I knew even before I read it that Passionate Learners: Giving Our Classrooms Back to Our Students was going to become one of my favorite education resources and something I would recommend to every teacher I know.
That’s because I’ve been following Pernille Ripp’s incredible blog for many years. She consistently cranks out thoughtful reflections on her instructional practice as a fourth grade teacher. I have witnessed her growth and change over the years, and it’s amazing to see all of her wonderful ideas shared altogether in one comprehensive eBook.
Rather than repurpose blog content for the eBook, Pernille has linked back to various posts where she expands on ideas. It’s a terrific resource for readers who want to learn more and see how reflections at different points in her career have built upon one another organically. The eBook also includes photos of her students in action and links to videos. Each chapter ends with a section called “What you can do starting today” which gives practical next steps to help you put the ideas into place.

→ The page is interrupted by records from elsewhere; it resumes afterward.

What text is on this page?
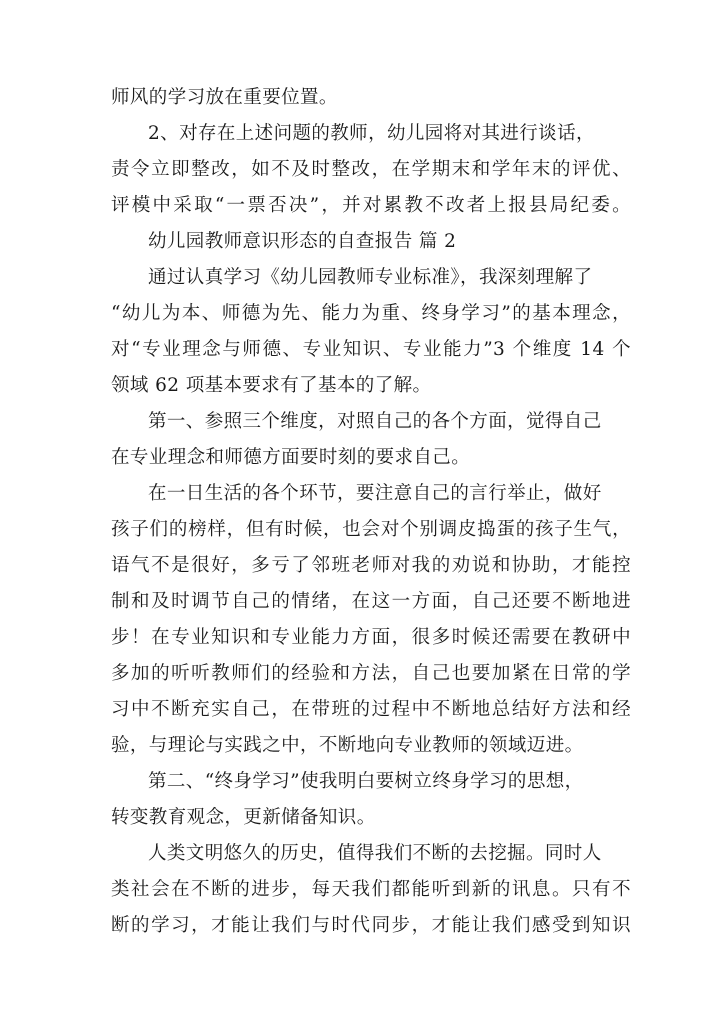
师风的学习放在重要位置。
2、对存在上述问题的教师，幼儿园将对其进行谈话，
责令立即整改，如不及时整改，在学期末和学年末的评优、
评模中采取“一票否决”，并对累教不改者上报县局纪委。
幼儿园教师意识形态的自查报告 篇 2
通过认真学习《幼儿园教师专业标准》，我深刻理解了
“幼儿为本、师德为先、能力为重、终身学习”的基本理念，
对“专业理念与师德、专业知识、专业能力”3 个维度 14 个
领域 62 项基本要求有了基本的了解。
第一、参照三个维度，对照自己的各个方面，觉得自己
在专业理念和师德方面要时刻的要求自己。
在一日生活的各个环节，要注意自己的言行举止，做好
孩子们的榜样，但有时候，也会对个别调皮捣蛋的孩子生气，
语气不是很好，多亏了邻班老师对我的劝说和协助，才能控
制和及时调节自己的情绪，在这一方面，自己还要不断地进
步！在专业知识和专业能力方面，很多时候还需要在教研中
多加的听听教师们的经验和方法，自己也要加紧在日常的学
习中不断充实自己，在带班的过程中不断地总结好方法和经
验，与理论与实践之中，不断地向专业教师的领域迈进。
第二、“终身学习”使我明白要树立终身学习的思想，
转变教育观念，更新储备知识。
人类文明悠久的历史，值得我们不断的去挖掘。同时人
类社会在不断的进步，每天我们都能听到新的讯息。只有不
断的学习，才能让我们与时代同步，才能让我们感受到知识
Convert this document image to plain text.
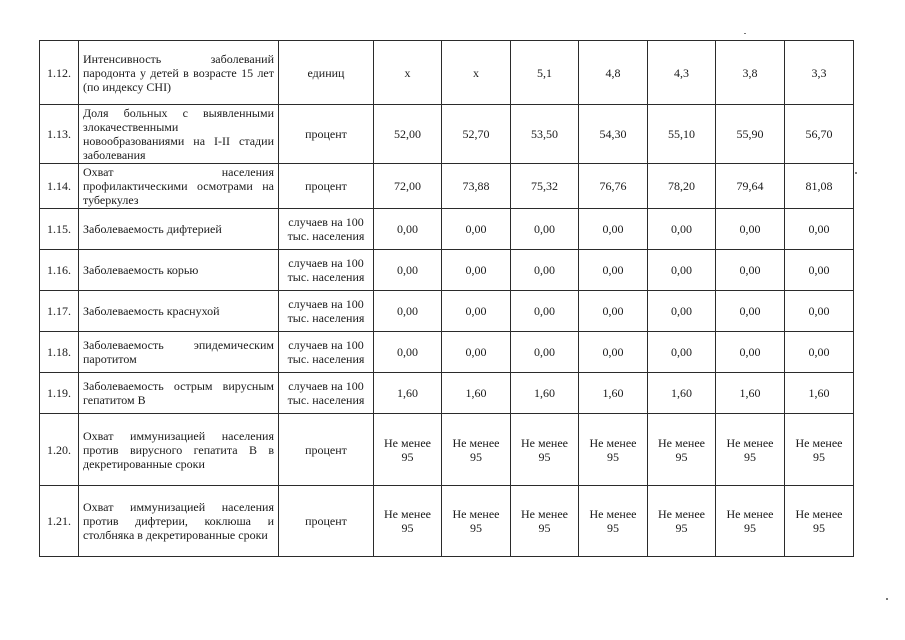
1.12.	Интенсивность заболеваний пародонта у детей в возрасте 15 лет (по индексу CHI)	единиц	х	х	5,1	4,8	4,3	3,8	3,3
1.13.	Доля больных с выявленными злокачественными новообразованиями на I-II стадии заболевания	процент	52,00	52,70	53,50	54,30	55,10	55,90	56,70
1.14.	Охват населения профилактическими осмотрами на туберкулез	процент	72,00	73,88	75,32	76,76	78,20	79,64	81,08
1.15.	Заболеваемость дифтерией	случаев на 100 тыс. населения	0,00	0,00	0,00	0,00	0,00	0,00	0,00
1.16.	Заболеваемость корью	случаев на 100 тыс. населения	0,00	0,00	0,00	0,00	0,00	0,00	0,00
1.17.	Заболеваемость краснухой	случаев на 100 тыс. населения	0,00	0,00	0,00	0,00	0,00	0,00	0,00
1.18.	Заболеваемость эпидемическим паротитом	случаев на 100 тыс. населения	0,00	0,00	0,00	0,00	0,00	0,00	0,00
1.19.	Заболеваемость острым вирусным гепатитом В	случаев на 100 тыс. населения	1,60	1,60	1,60	1,60	1,60	1,60	1,60
1.20.	Охват иммунизацией населения против вирусного гепатита В в декретированные сроки	процент	Не менее 95	Не менее 95	Не менее 95	Не менее 95	Не менее 95	Не менее 95	Не менее 95
1.21.	Охват иммунизацией населения против дифтерии, коклюша и столбняка в декретированные сроки	процент	Не менее 95	Не менее 95	Не менее 95	Не менее 95	Не менее 95	Не менее 95	Не менее 95
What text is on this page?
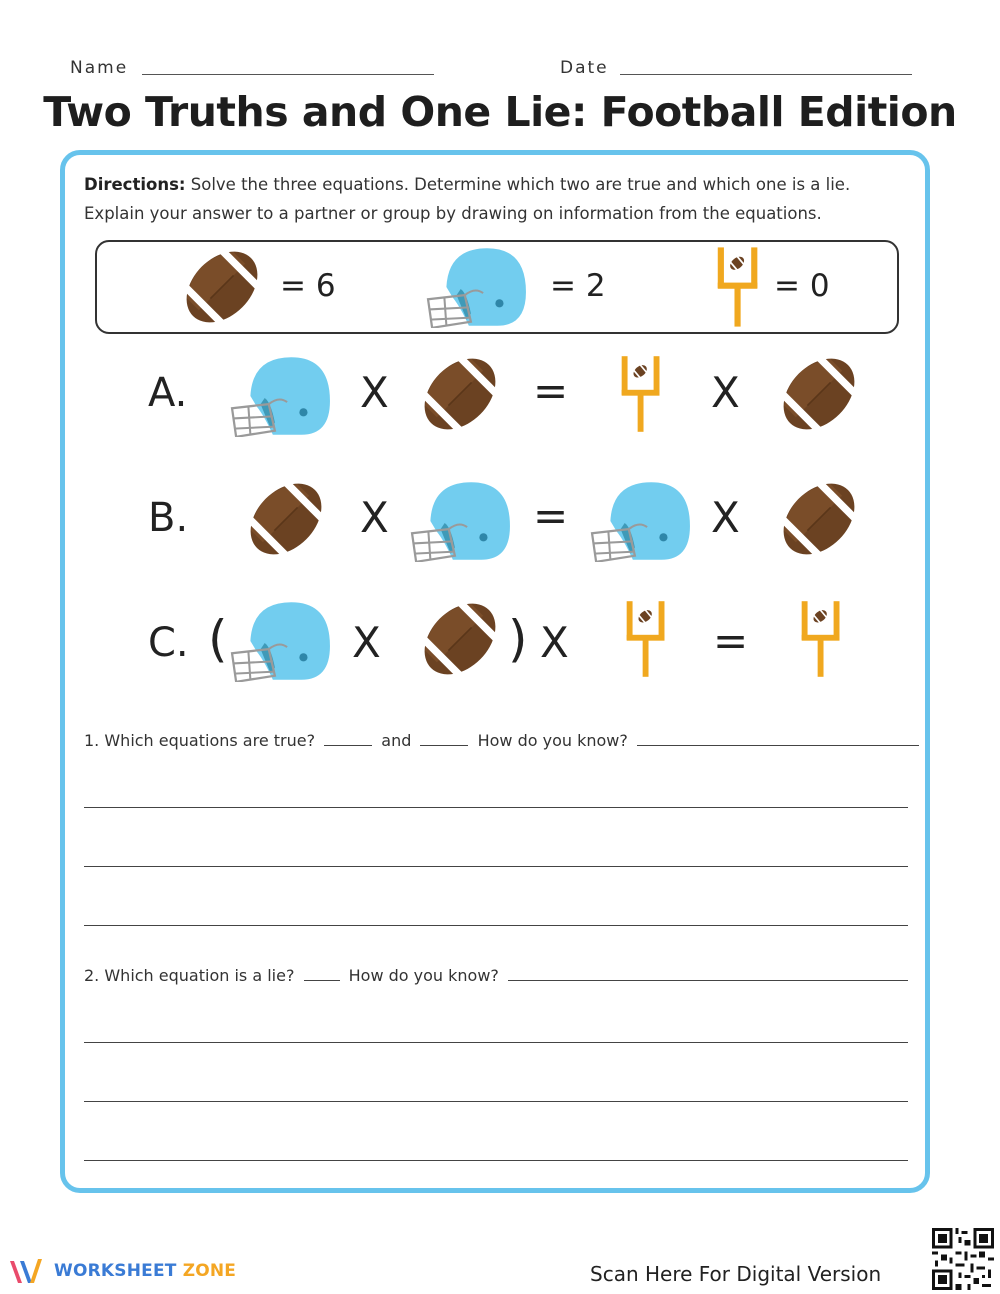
Name	Date
Two Truths and One Lie: Football Edition
Directions: Solve the three equations. Determine which two are true and which one is a lie. Explain your answer to a partner or group by drawing on information from the equations.
= 6	= 2	= 0
A.	X	=	X
B.	X	=	X
C. (	X	) X	=
1. Which equations are true?	and	How do you know?
2. Which equation is a lie?	How do you know?
WORKSHEET ZONE	Scan Here For Digital Version
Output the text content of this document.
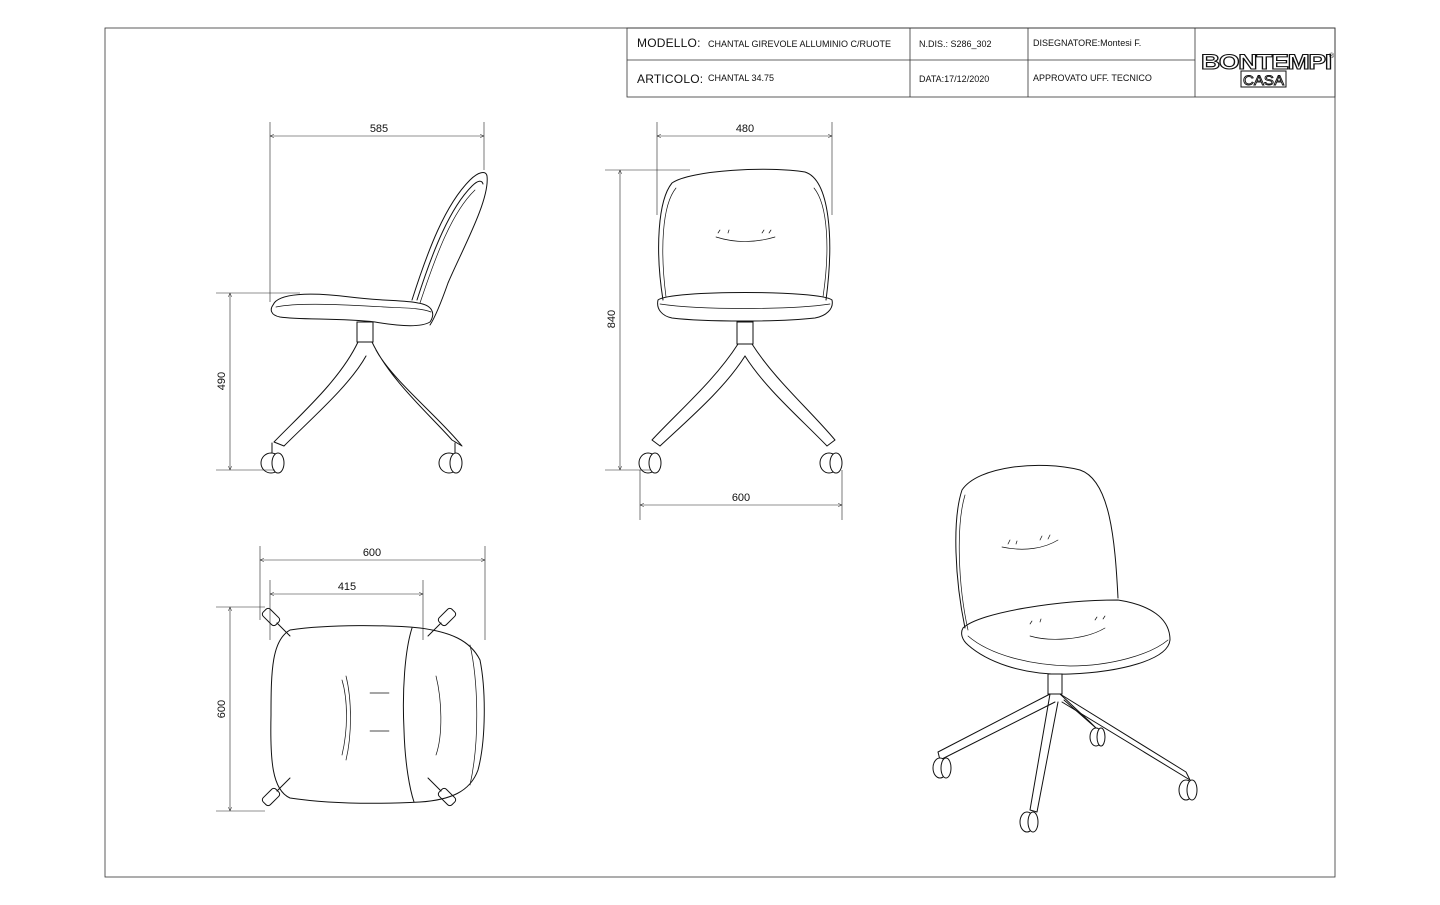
BONTEMPI
CASA
®
585
490
480
840
600
600
415
600
MODELLO: CHANTAL GIREVOLE ALLUMINIO C/RUOTE
ARTICOLO: CHANTAL 34.75
N.DIS.: S286_302
DATA:17/12/2020
DISEGNATORE:Montesi F.
APPROVATO UFF. TECNICO
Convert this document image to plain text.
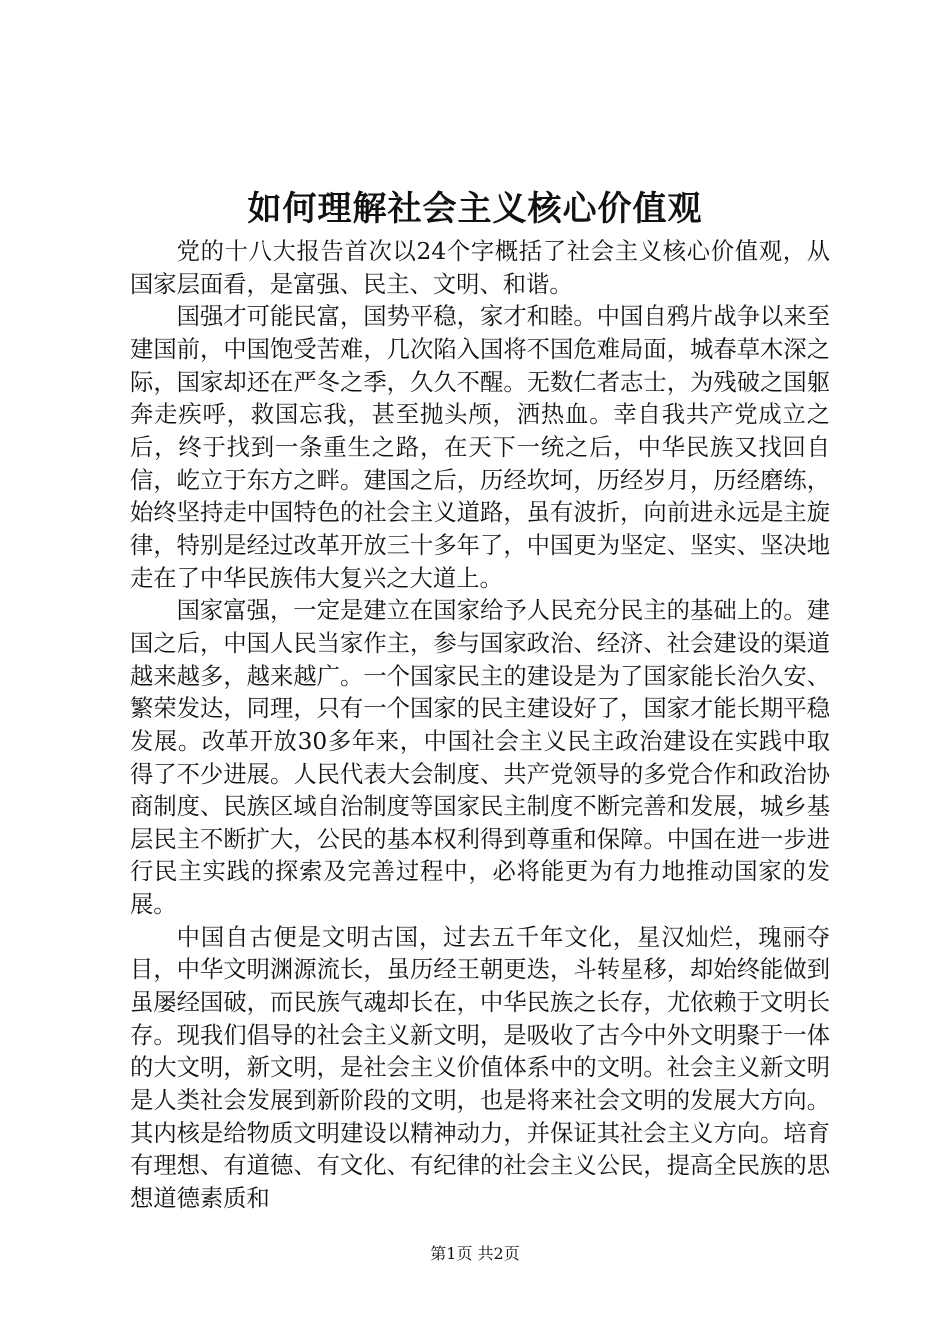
如何理解社会主义核心价值观

党的十八大报告首次以24个字概括了社会主义核心价值观，从国家层面看，是富强、民主、文明、和谐。

国强才可能民富，国势平稳，家才和睦。中国自鸦片战争以来至建国前，中国饱受苦难，几次陷入国将不国危难局面，城春草木深之际，国家却还在严冬之季，久久不醒。无数仁者志士，为残破之国躯奔走疾呼，救国忘我，甚至抛头颅，洒热血。幸自我共产党成立之后，终于找到一条重生之路，在天下一统之后，中华民族又找回自信，屹立于东方之畔。建国之后，历经坎坷，历经岁月，历经磨练，始终坚持走中国特色的社会主义道路，虽有波折，向前进永远是主旋律，特别是经过改革开放三十多年了，中国更为坚定、坚实、坚决地走在了中华民族伟大复兴之大道上。

国家富强，一定是建立在国家给予人民充分民主的基础上的。建国之后，中国人民当家作主，参与国家政治、经济、社会建设的渠道越来越多，越来越广。一个国家民主的建设是为了国家能长治久安、繁荣发达，同理，只有一个国家的民主建设好了，国家才能长期平稳发展。改革开放30多年来，中国社会主义民主政治建设在实践中取得了不少进展。人民代表大会制度、共产党领导的多党合作和政治协商制度、民族区域自治制度等国家民主制度不断完善和发展，城乡基层民主不断扩大，公民的基本权利得到尊重和保障。中国在进一步进行民主实践的探索及完善过程中，必将能更为有力地推动国家的发展。

中国自古便是文明古国，过去五千年文化，星汉灿烂，瑰丽夺目，中华文明渊源流长，虽历经王朝更迭，斗转星移，却始终能做到虽屡经国破，而民族气魂却长在，中华民族之长存，尤依赖于文明长存。现我们倡导的社会主义新文明，是吸收了古今中外文明聚于一体的大文明，新文明，是社会主义价值体系中的文明。社会主义新文明是人类社会发展到新阶段的文明，也是将来社会文明的发展大方向。其内核是给物质文明建设以精神动力，并保证其社会主义方向。培育有理想、有道德、有文化、有纪律的社会主义公民，提高全民族的思想道德素质和

第1页 共2页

As I read the book, I jotted down a few questions I hoped Pernille would answer to help me share the heart of her message with you all:
1) One of my favorite things about both your blog and your book is how openly you speak of your past mistakes and how your thinking has changed over the years. What “aha moment” would you say has had the greatest impact on how you now run your classroom?
My biggest “aha” moment was when I realized that I hated teaching. Here I had pushed so hard to become a teacher working full-time while going to school full-time and yet after 2 years, I hated it. I loved the students, but I hated what I had become and it was nobody’s fault but my own. While there are things outside of our control that can greatly affect the way we teach, I had forgotten that I actually had control over myself and so I had no one to blame but myself. Once my husband made me realize that it wasn’t teaching I hated but the way I taught, then I started to change.
2) The chapter called “It’s Not How Your Classroom Looks, It’s How It Feels” really resonated with me because I believe a warm, inviting, and functional learning environment is far more important than a beautiful or perfectly coordinated one. What do you recommend teachers focus on when planning for their classroom layout and decor?
That the room shouldn’t just be about them but about the students. I think we get too caught up in making our classrooms cute or overcrowded with inspiration that we forget that there needs to be room for the students as well. If we leave blank spaces and give students power over those spaces, then they can start to feel ownership of the room. With ownership comes a deeper engagement because the learning environment is more theirs. Students should not feel like visitors in our rooms, it should feel like a safe environment that they can create, experiment, and perhaps even fail in.
3) You talk a lot about your personal demon, control, which also happens to be my personal demon. What do you do when you are tempted to micromanage students or take over their learning?
I take a step back and read aloud! This sounds crazy, but too often when I get wound up over something or too carried into myself then I do something completely different from what we are doing if even for a few minutes. Perhaps that means sharing a new picture book, taking a mindful break, a dance break , or even stepping out of the room so the students can figure it out. I have even stopped talking and stepped back to watch on occasions when I get too over-involved.
4) My favorite chapter in the book is called “Would you like being a student in your own classroom?” What would you say to a teacher whose answer to that is NO because of the school’s overemphasis on test preparation?
That they are not alone and that I think almost every teacher struggles with this especially in the U.S. However, I would also ask them if they can figure out how to de-emphasize it without getting themselves into hot water. Or somehow change the focus from test prep to later life prep, and by later life I mean outside of school and work. Sometimes we teachers are the ones hyper-focused on the test prep and students don’t notice it, so sometimes it is ourselves we need to relax with. I also think of all the things I do have control over and try to focus on that, telling my students through my actions what is more important to me. (This is a tough question because I struggle with it myself!)
5) What do you wish every teacher knew about motivating students and creating passionate learners?
That it doesn’t take much to start the change! That simply by asking the students what they would like to do or how they would like to learn something we are giving them a voice within our classroom and engagement will increase.
Pernille’s blog and book will challenge the way you think about your classroom, but never in a way that feels preachy or condescending. Pernille learned most of her lessons through trial and error, and she shares her experiences in a way that is honest and humble. Her ideas are both practical and inspirational.
The best thing about Passionate Learners, though, is it will leave you not only with ideas to make your students more passionate learners, but with ideas to bring back your own passion as a teacher, as well. Don’t miss this one: it could be life-changing!